Um die Vollständigkeit im „Nachrichtenempfang“ zu sichern, sollte das Projektmanagement zudem gezielt weitere Stakeholder und Informationssammelstellen in die laufende bidirektionale Kommunikation einbeziehen. Exemplarisch sei eine gut aufgestellte Inhouse-Unternehmenskommunikation genannt, oder noch einfacher die in der Regel gut informierten Mitglieder des Betriebs- bzw. Personalrats – und zwar außerhalb der oft „politisch“ dominierten formalen Mitbestimmung. Und selbstverständlich benötigt die Projektleitung die Unterstützung der dem Projekt zugeordneten Entscheidungsträger, Sponsoren und Portfolio- bzw. Programmmanager.
Die Herausforderung sind also nicht die Kommunikationsinstrumente, sondern die Bereitschaft und der Wille, bewusst auch nach „negativen“ Meinungen Ausschau zu halten – nicht, um das Projekt „herunterzuziehen“, sondern um Kritik in positive Impulse zu verwandeln und damit zugleich Glaubwürdigkeit und Projekterfolg zu steigern.
Fazit: Wertvolle Impulse durch informelle Kommunikation
Die weit verbreitete Reduzierung der Projektkommunikation auf das Senden von „harten“ Informationen zu Status und Ergebnissen verschenkt die Chance, durch das systematische Sammeln „weicher“ Feedbacks wertvolle Impulse für das Projekt zu gewinnen.

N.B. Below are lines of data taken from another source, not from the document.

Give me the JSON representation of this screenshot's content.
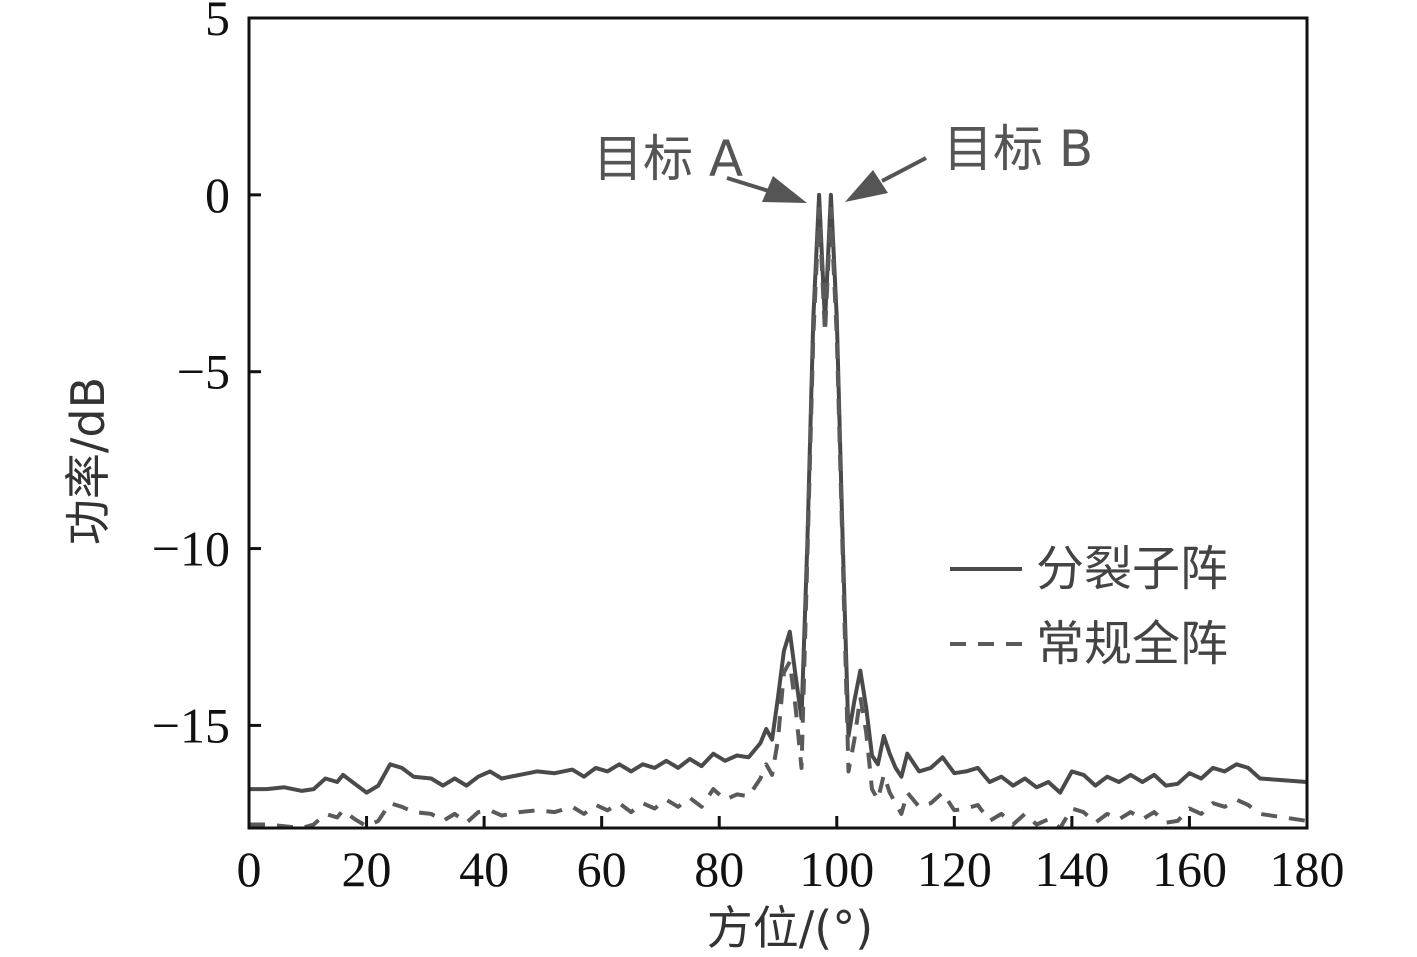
{
  "chart_data": {
    "type": "line",
    "xlabel": "方位/(°)",
    "ylabel": "功率/dB",
    "xlim": [
      0,
      180
    ],
    "ylim": [
      -17.9,
      5
    ],
    "xticks": [
      0,
      20,
      40,
      60,
      80,
      100,
      120,
      140,
      160,
      180
    ],
    "yticks": [
      5,
      0,
      -5,
      -10,
      -15
    ],
    "ytick_labels": [
      "5",
      "0",
      "−5",
      "−10",
      "−15"
    ],
    "grid": false,
    "legend_position": "right",
    "colors": {
      "solid": "#4a4a4a",
      "dashed": "#5a5a5a",
      "axis": "#111111",
      "annotation": "#555555"
    },
    "series": [
      {
        "name": "分裂子阵",
        "style": "solid",
        "points": [
          [
            0,
            -16.8
          ],
          [
            3,
            -16.8
          ],
          [
            6,
            -16.75
          ],
          [
            9,
            -16.85
          ],
          [
            11,
            -16.8
          ],
          [
            13,
            -16.5
          ],
          [
            15,
            -16.6
          ],
          [
            16,
            -16.4
          ],
          [
            18,
            -16.65
          ],
          [
            20,
            -16.9
          ],
          [
            22,
            -16.7
          ],
          [
            24,
            -16.1
          ],
          [
            26,
            -16.2
          ],
          [
            28,
            -16.45
          ],
          [
            31,
            -16.5
          ],
          [
            33,
            -16.7
          ],
          [
            35,
            -16.5
          ],
          [
            37,
            -16.7
          ],
          [
            39,
            -16.45
          ],
          [
            41,
            -16.3
          ],
          [
            43,
            -16.5
          ],
          [
            46,
            -16.4
          ],
          [
            49,
            -16.3
          ],
          [
            52,
            -16.35
          ],
          [
            55,
            -16.25
          ],
          [
            57,
            -16.45
          ],
          [
            59,
            -16.2
          ],
          [
            61,
            -16.3
          ],
          [
            63,
            -16.1
          ],
          [
            65,
            -16.3
          ],
          [
            67,
            -16.1
          ],
          [
            69,
            -16.2
          ],
          [
            71,
            -16.0
          ],
          [
            73,
            -16.2
          ],
          [
            75,
            -15.95
          ],
          [
            77,
            -16.15
          ],
          [
            79,
            -15.8
          ],
          [
            81,
            -16.0
          ],
          [
            83,
            -15.85
          ],
          [
            85,
            -15.9
          ],
          [
            87,
            -15.5
          ],
          [
            88,
            -15.1
          ],
          [
            89,
            -15.4
          ],
          [
            90,
            -14.2
          ],
          [
            91,
            -12.9
          ],
          [
            92,
            -12.35
          ],
          [
            93,
            -13.6
          ],
          [
            94,
            -14.8
          ],
          [
            95,
            -9.8
          ],
          [
            96,
            -3.5
          ],
          [
            97,
            0.0
          ],
          [
            98,
            -3.6
          ],
          [
            99,
            0.0
          ],
          [
            100,
            -3.5
          ],
          [
            101,
            -9.8
          ],
          [
            102,
            -15.3
          ],
          [
            103,
            -14.3
          ],
          [
            104,
            -13.45
          ],
          [
            105,
            -14.5
          ],
          [
            106,
            -15.85
          ],
          [
            107,
            -16.1
          ],
          [
            108,
            -15.3
          ],
          [
            109,
            -15.8
          ],
          [
            110,
            -16.2
          ],
          [
            111,
            -16.45
          ],
          [
            112,
            -15.8
          ],
          [
            114,
            -16.3
          ],
          [
            116,
            -16.2
          ],
          [
            118,
            -15.9
          ],
          [
            120,
            -16.35
          ],
          [
            122,
            -16.3
          ],
          [
            124,
            -16.2
          ],
          [
            126,
            -16.6
          ],
          [
            128,
            -16.45
          ],
          [
            130,
            -16.7
          ],
          [
            132,
            -16.5
          ],
          [
            134,
            -16.75
          ],
          [
            136,
            -16.6
          ],
          [
            138,
            -16.9
          ],
          [
            140,
            -16.3
          ],
          [
            142,
            -16.4
          ],
          [
            144,
            -16.7
          ],
          [
            146,
            -16.45
          ],
          [
            148,
            -16.6
          ],
          [
            150,
            -16.4
          ],
          [
            152,
            -16.6
          ],
          [
            154,
            -16.4
          ],
          [
            156,
            -16.7
          ],
          [
            158,
            -16.65
          ],
          [
            160,
            -16.35
          ],
          [
            162,
            -16.5
          ],
          [
            164,
            -16.2
          ],
          [
            166,
            -16.3
          ],
          [
            168,
            -16.1
          ],
          [
            170,
            -16.2
          ],
          [
            172,
            -16.5
          ],
          [
            176,
            -16.55
          ],
          [
            180,
            -16.6
          ]
        ]
      },
      {
        "name": "常规全阵",
        "style": "dashed",
        "points": [
          [
            0,
            -17.8
          ],
          [
            3,
            -17.8
          ],
          [
            6,
            -17.85
          ],
          [
            9,
            -17.9
          ],
          [
            11,
            -17.8
          ],
          [
            13,
            -17.5
          ],
          [
            15,
            -17.6
          ],
          [
            16,
            -17.4
          ],
          [
            18,
            -17.65
          ],
          [
            20,
            -17.85
          ],
          [
            22,
            -17.7
          ],
          [
            24,
            -17.2
          ],
          [
            26,
            -17.3
          ],
          [
            28,
            -17.45
          ],
          [
            31,
            -17.5
          ],
          [
            33,
            -17.7
          ],
          [
            35,
            -17.5
          ],
          [
            37,
            -17.75
          ],
          [
            39,
            -17.45
          ],
          [
            41,
            -17.4
          ],
          [
            43,
            -17.55
          ],
          [
            46,
            -17.45
          ],
          [
            49,
            -17.4
          ],
          [
            52,
            -17.45
          ],
          [
            55,
            -17.3
          ],
          [
            57,
            -17.5
          ],
          [
            59,
            -17.25
          ],
          [
            61,
            -17.4
          ],
          [
            63,
            -17.2
          ],
          [
            65,
            -17.45
          ],
          [
            67,
            -17.2
          ],
          [
            69,
            -17.35
          ],
          [
            71,
            -17.1
          ],
          [
            73,
            -17.3
          ],
          [
            75,
            -17.05
          ],
          [
            77,
            -17.3
          ],
          [
            79,
            -16.8
          ],
          [
            81,
            -17.1
          ],
          [
            83,
            -16.95
          ],
          [
            85,
            -17.0
          ],
          [
            87,
            -16.5
          ],
          [
            88,
            -16.1
          ],
          [
            89,
            -16.4
          ],
          [
            90,
            -15.4
          ],
          [
            91,
            -13.5
          ],
          [
            92,
            -13.2
          ],
          [
            93,
            -14.5
          ],
          [
            94,
            -16.2
          ],
          [
            95,
            -10.2
          ],
          [
            96,
            -4.0
          ],
          [
            97,
            -0.4
          ],
          [
            98,
            -3.9
          ],
          [
            99,
            -0.4
          ],
          [
            100,
            -4.0
          ],
          [
            101,
            -10.2
          ],
          [
            102,
            -16.3
          ],
          [
            103,
            -15.4
          ],
          [
            104,
            -14.2
          ],
          [
            105,
            -15.2
          ],
          [
            106,
            -16.8
          ],
          [
            107,
            -17.1
          ],
          [
            108,
            -16.4
          ],
          [
            109,
            -16.9
          ],
          [
            110,
            -17.2
          ],
          [
            111,
            -17.5
          ],
          [
            112,
            -16.9
          ],
          [
            114,
            -17.3
          ],
          [
            116,
            -17.2
          ],
          [
            118,
            -16.9
          ],
          [
            120,
            -17.4
          ],
          [
            122,
            -17.35
          ],
          [
            124,
            -17.25
          ],
          [
            126,
            -17.7
          ],
          [
            128,
            -17.5
          ],
          [
            130,
            -17.8
          ],
          [
            132,
            -17.5
          ],
          [
            134,
            -17.8
          ],
          [
            136,
            -17.65
          ],
          [
            138,
            -17.9
          ],
          [
            140,
            -17.35
          ],
          [
            142,
            -17.45
          ],
          [
            144,
            -17.75
          ],
          [
            146,
            -17.5
          ],
          [
            148,
            -17.65
          ],
          [
            150,
            -17.45
          ],
          [
            152,
            -17.65
          ],
          [
            154,
            -17.45
          ],
          [
            156,
            -17.75
          ],
          [
            158,
            -17.7
          ],
          [
            160,
            -17.35
          ],
          [
            162,
            -17.5
          ],
          [
            164,
            -17.2
          ],
          [
            166,
            -17.3
          ],
          [
            168,
            -17.1
          ],
          [
            170,
            -17.25
          ],
          [
            172,
            -17.5
          ],
          [
            176,
            -17.6
          ],
          [
            180,
            -17.7
          ]
        ]
      }
    ],
    "annotations": [
      {
        "text": "目标 A",
        "target": [
          97,
          0
        ]
      },
      {
        "text": "目标 B",
        "target": [
          99,
          0
        ]
      }
    ]
  }
}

Und selbst wenn diese Impulse nicht zu geänderten Projektentscheidungen führen, so geben sie dem Projekt zumindest die Möglichkeit, die Erwartungen der späteren Nutzer an das Projektergebnis frühzeitig kennenzulernen. Change-Management beginnt dann nicht erst mit der Vorlage der Projektergebnisse, sondern bereits deutlich vorher – die Umsetzung gelingt schneller. Und Projekterfolg entsteht bekanntlich nicht durch Abnahme der Ergebnisse durch die Gremien, sondern durch die tatsächliche Umsetzung durch die Nutzer und die Betroffenen.